Even as voters gear up to stand in queue for Britain’s upcoming general election this month, researchers, including one of Indian-origin, have developed a technique to allow people to vote online – even if their home computers are suspected of being infected with viruses.
Taking inspiration from the security devices issued by some banks, Gurchetan Grewal and colleagues from the University of Birmingham have developed a system that allows people to vote by employing independent hardware devices in conjunction with their personal computers.
“This is currently the only piece of work that addresses a core problem of e-voting – namely, that someone may have viruses or other malware on their computer,” noted Grewal, who is part of the project team and recently completed his doctorate in online voting at Birmingham.

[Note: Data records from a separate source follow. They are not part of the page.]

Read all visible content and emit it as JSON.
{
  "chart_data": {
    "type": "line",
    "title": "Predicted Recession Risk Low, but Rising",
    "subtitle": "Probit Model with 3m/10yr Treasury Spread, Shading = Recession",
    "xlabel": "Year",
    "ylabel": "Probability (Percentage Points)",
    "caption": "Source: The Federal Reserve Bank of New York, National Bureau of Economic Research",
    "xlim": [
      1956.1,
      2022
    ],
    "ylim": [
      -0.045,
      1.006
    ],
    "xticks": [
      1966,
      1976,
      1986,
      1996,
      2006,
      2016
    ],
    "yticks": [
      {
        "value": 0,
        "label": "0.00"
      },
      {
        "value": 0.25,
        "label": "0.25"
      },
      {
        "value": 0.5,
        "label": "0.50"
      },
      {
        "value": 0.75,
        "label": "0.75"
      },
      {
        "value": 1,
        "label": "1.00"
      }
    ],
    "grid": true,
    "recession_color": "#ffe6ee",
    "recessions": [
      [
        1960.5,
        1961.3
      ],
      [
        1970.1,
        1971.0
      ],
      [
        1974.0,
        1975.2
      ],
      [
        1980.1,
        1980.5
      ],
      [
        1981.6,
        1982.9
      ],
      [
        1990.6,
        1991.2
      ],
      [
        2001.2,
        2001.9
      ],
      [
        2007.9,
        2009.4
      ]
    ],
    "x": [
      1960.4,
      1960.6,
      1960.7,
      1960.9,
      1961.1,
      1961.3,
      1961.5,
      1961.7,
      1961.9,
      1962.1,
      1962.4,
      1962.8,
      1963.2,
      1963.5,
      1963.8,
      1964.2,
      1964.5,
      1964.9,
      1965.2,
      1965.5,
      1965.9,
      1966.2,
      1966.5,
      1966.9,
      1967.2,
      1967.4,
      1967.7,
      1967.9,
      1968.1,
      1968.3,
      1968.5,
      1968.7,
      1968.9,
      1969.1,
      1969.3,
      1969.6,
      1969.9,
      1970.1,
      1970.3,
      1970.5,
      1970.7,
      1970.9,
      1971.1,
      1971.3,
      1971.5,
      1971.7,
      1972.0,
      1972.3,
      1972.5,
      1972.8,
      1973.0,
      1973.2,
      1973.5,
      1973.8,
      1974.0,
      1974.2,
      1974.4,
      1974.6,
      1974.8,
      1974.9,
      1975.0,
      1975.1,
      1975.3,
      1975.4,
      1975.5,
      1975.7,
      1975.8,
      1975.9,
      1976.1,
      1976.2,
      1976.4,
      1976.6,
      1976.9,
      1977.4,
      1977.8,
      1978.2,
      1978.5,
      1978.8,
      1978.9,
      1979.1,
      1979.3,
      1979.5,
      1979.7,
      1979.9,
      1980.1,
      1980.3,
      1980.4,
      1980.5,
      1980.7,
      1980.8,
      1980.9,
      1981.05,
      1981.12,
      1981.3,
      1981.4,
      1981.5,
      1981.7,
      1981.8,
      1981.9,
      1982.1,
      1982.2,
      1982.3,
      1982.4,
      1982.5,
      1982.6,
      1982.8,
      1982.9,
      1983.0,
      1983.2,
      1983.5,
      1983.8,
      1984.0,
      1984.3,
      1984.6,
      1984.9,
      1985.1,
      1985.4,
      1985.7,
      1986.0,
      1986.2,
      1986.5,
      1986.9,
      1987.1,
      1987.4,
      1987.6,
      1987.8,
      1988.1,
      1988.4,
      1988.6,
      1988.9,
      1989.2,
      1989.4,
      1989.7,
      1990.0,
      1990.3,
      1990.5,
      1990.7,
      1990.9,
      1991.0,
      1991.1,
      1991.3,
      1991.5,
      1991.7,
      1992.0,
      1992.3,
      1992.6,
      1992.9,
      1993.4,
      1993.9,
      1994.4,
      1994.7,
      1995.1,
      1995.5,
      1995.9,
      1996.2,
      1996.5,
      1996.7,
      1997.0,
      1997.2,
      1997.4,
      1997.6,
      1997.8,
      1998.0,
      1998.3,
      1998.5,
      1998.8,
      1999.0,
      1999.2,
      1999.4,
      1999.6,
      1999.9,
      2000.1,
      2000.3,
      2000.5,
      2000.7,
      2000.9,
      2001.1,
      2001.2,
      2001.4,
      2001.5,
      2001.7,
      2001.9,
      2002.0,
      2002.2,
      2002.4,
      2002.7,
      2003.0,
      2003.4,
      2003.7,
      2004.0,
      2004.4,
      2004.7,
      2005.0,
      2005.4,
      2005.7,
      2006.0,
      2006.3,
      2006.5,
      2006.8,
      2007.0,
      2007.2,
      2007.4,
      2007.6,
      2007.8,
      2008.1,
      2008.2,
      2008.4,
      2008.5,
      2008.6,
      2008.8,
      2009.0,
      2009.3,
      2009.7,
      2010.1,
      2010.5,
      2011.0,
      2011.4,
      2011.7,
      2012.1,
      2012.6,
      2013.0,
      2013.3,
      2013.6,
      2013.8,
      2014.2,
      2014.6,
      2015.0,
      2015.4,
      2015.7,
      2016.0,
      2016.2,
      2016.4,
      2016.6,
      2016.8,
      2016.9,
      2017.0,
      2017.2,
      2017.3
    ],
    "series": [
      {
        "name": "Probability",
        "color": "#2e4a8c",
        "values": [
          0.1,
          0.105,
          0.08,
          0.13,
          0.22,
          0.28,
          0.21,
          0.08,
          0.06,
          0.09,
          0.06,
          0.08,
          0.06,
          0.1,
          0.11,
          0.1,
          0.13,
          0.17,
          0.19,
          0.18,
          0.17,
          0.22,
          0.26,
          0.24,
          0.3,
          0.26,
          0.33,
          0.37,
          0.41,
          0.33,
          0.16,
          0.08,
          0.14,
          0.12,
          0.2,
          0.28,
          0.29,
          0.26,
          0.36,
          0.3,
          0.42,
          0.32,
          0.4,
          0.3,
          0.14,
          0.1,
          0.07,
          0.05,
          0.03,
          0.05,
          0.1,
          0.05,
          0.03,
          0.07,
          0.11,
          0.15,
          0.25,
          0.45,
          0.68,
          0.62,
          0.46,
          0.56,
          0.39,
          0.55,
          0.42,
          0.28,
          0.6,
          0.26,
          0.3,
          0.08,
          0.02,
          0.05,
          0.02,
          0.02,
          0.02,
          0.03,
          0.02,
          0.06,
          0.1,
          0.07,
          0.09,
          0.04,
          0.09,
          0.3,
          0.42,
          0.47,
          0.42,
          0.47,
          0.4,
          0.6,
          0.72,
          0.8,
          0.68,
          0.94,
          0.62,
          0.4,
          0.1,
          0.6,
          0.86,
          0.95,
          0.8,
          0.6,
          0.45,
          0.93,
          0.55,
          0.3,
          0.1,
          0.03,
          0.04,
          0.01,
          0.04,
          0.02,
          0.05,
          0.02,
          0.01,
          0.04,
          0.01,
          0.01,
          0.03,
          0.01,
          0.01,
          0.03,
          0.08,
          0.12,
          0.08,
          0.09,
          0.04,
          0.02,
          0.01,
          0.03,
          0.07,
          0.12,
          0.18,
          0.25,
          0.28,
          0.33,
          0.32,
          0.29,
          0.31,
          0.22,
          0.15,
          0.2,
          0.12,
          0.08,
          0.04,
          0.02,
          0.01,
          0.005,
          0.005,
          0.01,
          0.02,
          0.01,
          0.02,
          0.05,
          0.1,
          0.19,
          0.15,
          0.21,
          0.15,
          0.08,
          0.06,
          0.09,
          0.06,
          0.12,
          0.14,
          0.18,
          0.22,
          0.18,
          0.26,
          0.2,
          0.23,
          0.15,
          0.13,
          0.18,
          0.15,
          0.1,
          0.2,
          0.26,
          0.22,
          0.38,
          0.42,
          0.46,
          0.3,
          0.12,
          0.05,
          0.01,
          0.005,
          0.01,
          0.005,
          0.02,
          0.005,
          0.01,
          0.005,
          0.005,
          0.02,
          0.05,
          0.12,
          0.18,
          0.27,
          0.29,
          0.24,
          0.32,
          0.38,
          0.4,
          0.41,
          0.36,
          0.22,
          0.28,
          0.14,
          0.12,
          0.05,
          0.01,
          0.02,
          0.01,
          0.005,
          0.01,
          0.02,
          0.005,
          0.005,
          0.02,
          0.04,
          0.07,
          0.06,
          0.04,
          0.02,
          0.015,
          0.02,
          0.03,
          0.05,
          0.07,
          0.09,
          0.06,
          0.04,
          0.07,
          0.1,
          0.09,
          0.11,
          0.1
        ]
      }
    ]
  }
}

The new technique offers a fresh contribution to the debate surrounding e-voting and could be ready for use in time for the 2020 or 2025 general election, the study noted.

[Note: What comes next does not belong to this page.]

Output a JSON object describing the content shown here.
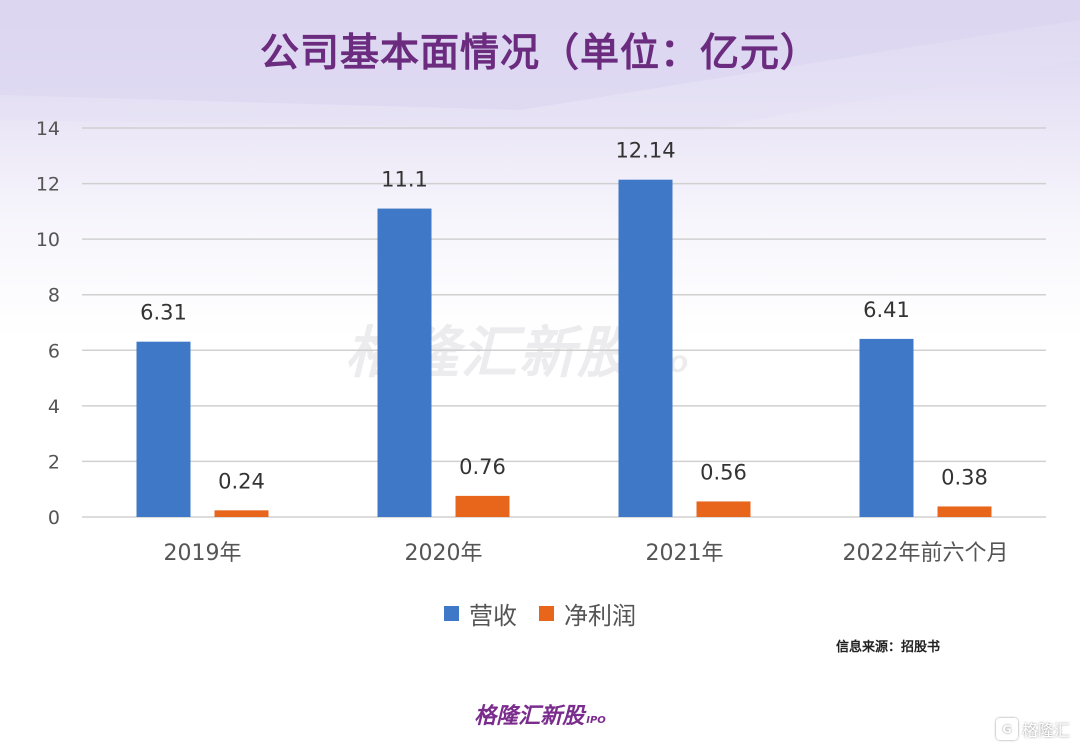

“This system works by employing a credit card-sized device similar to those used in online banking,” said lead researcher professor Mark Ryan.
“It is called Du-Vote, and we have been developing it over the past two years. From the voter’s perspective, it is straightforward: you receive a code on the device and type it back into the computer,” Ryan explained.
Online voting carries a strong security requirement because of the possibility of undetectable interference in an election by foreign governments, criminal gangs, or petty fraudsters.
Malware affects an estimated 20 percent to 40 percent of personal computers globally, and specific election-targeted malware could be developed to attempt to alter votes cast or compromise ballot secrecy.
“The main advantage of this system is that it splits the security between the independent security device and a voter’s computer or mobile device,” Ryan noted.
The research paper is scheduled to be presented at the 28th IEEE Computer Security Foundations Symposium in Verona, Italy, in July.